北朝鮮から不正に輸入したシジミの産地を偽って販売したとして、山口県警などが不正競争防止法違反の疑いで、山口県下関市や茨城、埼玉、福岡の水産会社など数十カ所を家宅捜索した。
北朝鮮から輸入したシジミを青森産やロシア産と偽った疑いがあり、北朝鮮側に資金が流れていた可能性もある。
産地偽装は、消費者の舌を欺く行為であるばかりではない。
日本政府は北朝鮮を相手とする輸出入を全面禁止する独自制裁を続けている。これは、北朝鮮の核実験やミサイル発射などに加え、解決への進展がない日本人拉致問題に対するものだ。
制裁破りの不正輸入は、拉致事件の解決を願う国民全体への裏切りであり、問題の風化にもつながるもので、到底許されない。
捜査当局は広範囲に及ぶ不正の実態を徹底的に解明し、厳正に対処してほしい。
アサリやシジミといった水産物は北朝鮮産の目玉品目として軍部や工作機関の資金源となってきたことでも知られる。
平成19年には、北朝鮮産のアサリを中国産と偽って輸入したとして、山口県警などが同県の輸入会社社長らを、外為法違反(無承認輸入)容疑で逮捕した。20年には、北朝鮮産ウニの不正輸入事件で警視庁が千葉県の貿易会社や東京都内の水産会社の社長らを同じ容疑で逮捕した事例もある。

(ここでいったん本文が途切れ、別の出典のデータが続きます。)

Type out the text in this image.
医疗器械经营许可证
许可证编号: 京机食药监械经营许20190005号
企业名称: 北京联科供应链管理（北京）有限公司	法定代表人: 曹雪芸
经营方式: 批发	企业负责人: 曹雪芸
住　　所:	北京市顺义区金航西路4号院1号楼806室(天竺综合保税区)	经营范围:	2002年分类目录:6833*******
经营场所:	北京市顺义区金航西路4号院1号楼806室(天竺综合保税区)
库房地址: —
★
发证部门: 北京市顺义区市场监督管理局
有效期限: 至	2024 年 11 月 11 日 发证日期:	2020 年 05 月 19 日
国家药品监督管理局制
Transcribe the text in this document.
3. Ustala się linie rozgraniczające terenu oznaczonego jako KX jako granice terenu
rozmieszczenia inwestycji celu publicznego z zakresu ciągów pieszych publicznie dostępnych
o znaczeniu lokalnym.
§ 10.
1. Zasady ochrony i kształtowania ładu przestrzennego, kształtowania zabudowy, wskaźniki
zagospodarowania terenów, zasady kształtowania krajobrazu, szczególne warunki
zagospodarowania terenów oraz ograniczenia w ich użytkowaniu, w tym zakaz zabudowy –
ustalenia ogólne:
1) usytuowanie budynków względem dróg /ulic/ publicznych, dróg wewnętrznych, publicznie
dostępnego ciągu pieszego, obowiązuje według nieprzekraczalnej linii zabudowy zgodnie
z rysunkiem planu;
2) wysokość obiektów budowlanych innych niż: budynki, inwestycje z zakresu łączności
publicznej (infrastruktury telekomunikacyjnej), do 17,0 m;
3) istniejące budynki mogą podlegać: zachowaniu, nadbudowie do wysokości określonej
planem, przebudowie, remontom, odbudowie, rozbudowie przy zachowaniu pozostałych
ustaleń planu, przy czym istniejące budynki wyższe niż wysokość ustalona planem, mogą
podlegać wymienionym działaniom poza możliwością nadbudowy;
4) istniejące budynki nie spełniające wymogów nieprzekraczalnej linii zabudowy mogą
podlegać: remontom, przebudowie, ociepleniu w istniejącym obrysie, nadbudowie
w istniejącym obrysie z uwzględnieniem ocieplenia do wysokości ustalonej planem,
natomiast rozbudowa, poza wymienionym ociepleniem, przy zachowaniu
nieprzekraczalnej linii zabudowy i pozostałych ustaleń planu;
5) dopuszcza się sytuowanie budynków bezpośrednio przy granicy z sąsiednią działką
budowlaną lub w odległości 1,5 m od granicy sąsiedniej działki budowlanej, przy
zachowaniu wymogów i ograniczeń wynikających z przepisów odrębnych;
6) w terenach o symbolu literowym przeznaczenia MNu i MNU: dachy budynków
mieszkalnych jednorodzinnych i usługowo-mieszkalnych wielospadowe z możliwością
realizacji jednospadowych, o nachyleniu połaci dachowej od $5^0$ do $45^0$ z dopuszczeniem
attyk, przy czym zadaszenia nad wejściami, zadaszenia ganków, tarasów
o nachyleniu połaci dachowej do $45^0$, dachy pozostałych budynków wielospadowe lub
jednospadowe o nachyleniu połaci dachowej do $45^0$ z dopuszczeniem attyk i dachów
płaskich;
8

北朝鮮は、日本列島越えの弾道ミサイルを含む国連安保理決議違反のミサイル発射を続けている。核の放棄についても明確に否定しており、7回目の核実験が近いとの観測もある。
なにより北朝鮮側は、横田めぐみさんら日本人被害者について再調査の約束すら反故(ほご)にしたまま、拉致問題を「全てすでに終わったこと」と言い放ち、「日本政府が問題を蒸し返して反北朝鮮の雰囲気をあおっている」と、非難すらしている。
こうした理不尽に対するには、制裁を徹底して圧力を強め、「拉致問題の解決なしに北朝鮮は未来を描くことはできない」と理解させる必要がある。その上で両国首脳同士の直接交渉に持ち込む以外に解決への道筋はない。
圧力の背景には、結集された国民の怒りがなくてはならない。そんなときに、北朝鮮を利する不正輸入などもってのほかである。